Da Anunciação à Ascensão, há uma dimensão concreta da Encarnação mais difícil de aceitar do que a natureza mística dos milagres de Nosso Senhor. Porém, como mostra Nossa Senhora, é necessário ter fé para afirmar que a Deus nada é impossível, embora algumas coisas possam parecer improváveis.

Ainda que a mente moderna tenha dificuldades de acreditar na história de um homem que subiu aos céus, em algum lugar acima de nós, e aí Ele está, como Filho de Deus, assentado à direita do Pai, esse é o desafio de conciliar a fé com os fatos. O suporte da razão está presente, considerando-se o bom senso envolvido na comunicação de uma promessa física a criaturas físicas, mas sempre deve haver algo no reino da fé.

A Ascensão de Jesus Cristo não é simplesmente um glorioso finale para a história da salvação humana; é, antes, seu início glorioso. Ao deixar a Terra, Nosso Senhor alcançou o homem como jamais o fizera antes.
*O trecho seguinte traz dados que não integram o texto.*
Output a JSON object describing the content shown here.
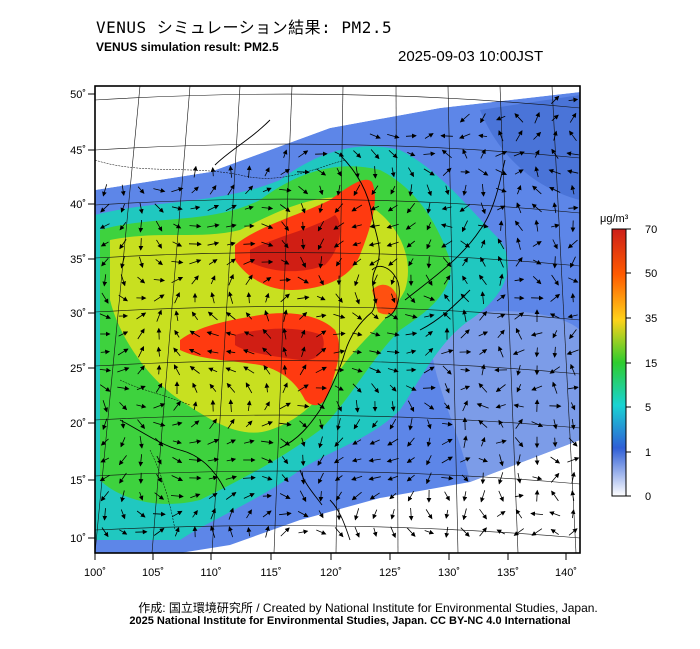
{
  "header": {
    "title_jp": "VENUS シミュレーション結果: PM2.5",
    "title_en": "VENUS simulation result: PM2.5",
    "datetime": "2025-09-03 10:00JST"
  },
  "map": {
    "lat_ticks": [
      "50˚",
      "45˚",
      "40˚",
      "35˚",
      "30˚",
      "25˚",
      "20˚",
      "15˚",
      "10˚"
    ],
    "lon_ticks": [
      "100˚",
      "105˚",
      "110˚",
      "115˚",
      "120˚",
      "125˚",
      "130˚",
      "135˚",
      "140˚"
    ],
    "lat_values": [
      50,
      45,
      40,
      35,
      30,
      25,
      20,
      15,
      10
    ],
    "lon_values": [
      100,
      105,
      110,
      115,
      120,
      125,
      130,
      135,
      140
    ]
  },
  "colorbar": {
    "unit": "μg/m³",
    "labels": [
      "70",
      "50",
      "35",
      "15",
      "5",
      "1",
      "0"
    ],
    "colors": [
      "#d42a1e",
      "#ff6a00",
      "#ffcf1a",
      "#2ecc2e",
      "#19d6d6",
      "#2f60d8",
      "#ffffff"
    ]
  },
  "footer": {
    "credit": "作成: 国立環境研究所 / Created by National Institute for Environmental Studies, Japan.",
    "copyright": "2025 National Institute for Environmental Studies, Japan. CC BY-NC 4.0 International"
  }
}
Pelo mistério da Ascensão, Jesus deu à Igreja um sinal milagroso de que Ele não está longe, e de que o corpo humano que abriga o espírito do homem é algo que pertence a Deus.

Como disse o Papa São Gregório Magno sobre a importância da Ascensão corpórea de Nosso Senhor: 

A intercessão de Cristo consiste nisto: Ele se mostra perpetuamente diante do Pai eterno na humanidade que assumira para a nossa salvação; e enquanto não deixa de se mostrar, abre o caminho para a nossa redenção na vida eterna. 
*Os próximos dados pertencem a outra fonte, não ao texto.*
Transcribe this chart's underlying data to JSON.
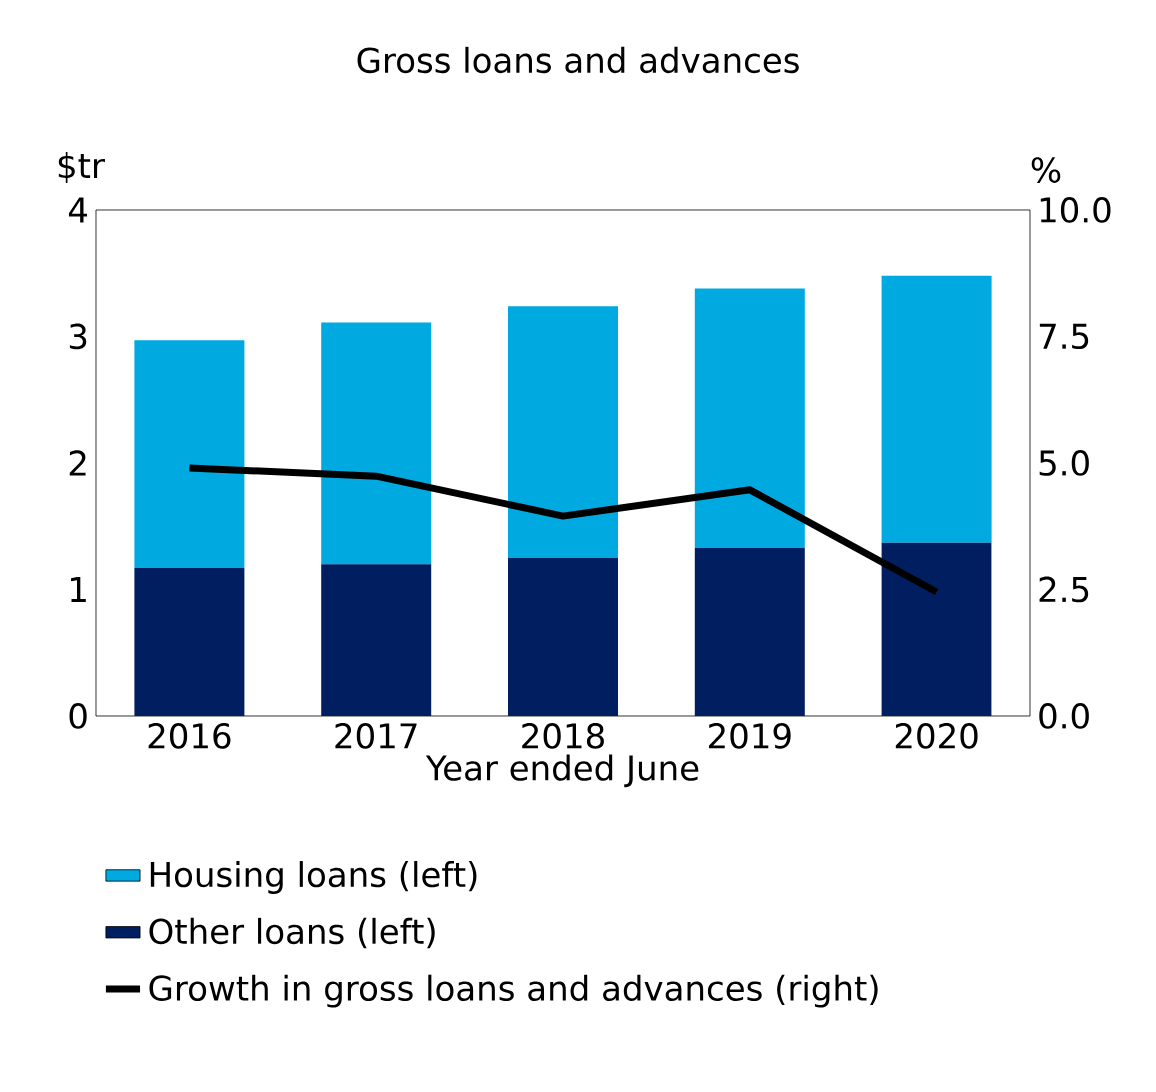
{
  "chart_data": {
    "type": "bar",
    "title": "Gross loans and advances",
    "xlabel": "Year ended June",
    "ylabel": "$tr",
    "y2label": "%",
    "categories": [
      "2016",
      "2017",
      "2018",
      "2019",
      "2020"
    ],
    "stacked": true,
    "series": [
      {
        "name": "Other loans (left)",
        "color": "#001e60",
        "values": [
          1.17,
          1.2,
          1.25,
          1.33,
          1.37
        ]
      },
      {
        "name": "Housing loans (left)",
        "color": "#00a9e0",
        "values": [
          1.8,
          1.91,
          1.99,
          2.05,
          2.11
        ]
      },
      {
        "name": "Growth in gross loans and advances (right)",
        "type": "line",
        "axis": "y2",
        "color": "#000000",
        "values": [
          4.9,
          4.74,
          3.95,
          4.47,
          2.45
        ]
      }
    ],
    "ylim": [
      0,
      4
    ],
    "yticks": [
      0,
      1,
      2,
      3,
      4
    ],
    "y2lim": [
      0,
      10
    ],
    "y2ticks": [
      {
        "value": 0,
        "label": "0.0"
      },
      {
        "value": 2.5,
        "label": "2.5"
      },
      {
        "value": 5,
        "label": "5.0"
      },
      {
        "value": 7.5,
        "label": "7.5"
      },
      {
        "value": 10,
        "label": "10.0"
      }
    ],
    "legend": "bottom"
  }
}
Mesmo que os lógicos (e, aliás, os teólogos) possam demonstrar que não é possível alcançar o céu por meio de um voo pelas nuvens, isso não torna o relato da Ascensão embaraçoso ou marginal. As pessoas precisam de símbolos e sinais sólidos. Precisam conectar um Deus infinito e sempre presente a um céu infinito e sempre presente. O caminho da redenção existe para as pessoas que vivem no mundo, não para almas sem corpo. É exterior e interior, com limites definidos e mistérios divinos. O homem precisa de coisas corpóreas a fim de ser atraído para o divino. Precisa de encarnações tanto quanto precisava da Encarnação. 

O Verbo encarnado, portanto, age em conformidade com o princípio de harmonia entre o físico e o espiritual, e esta é a razão pela qual não podemos simplesmente descartar o relato da Ascensão.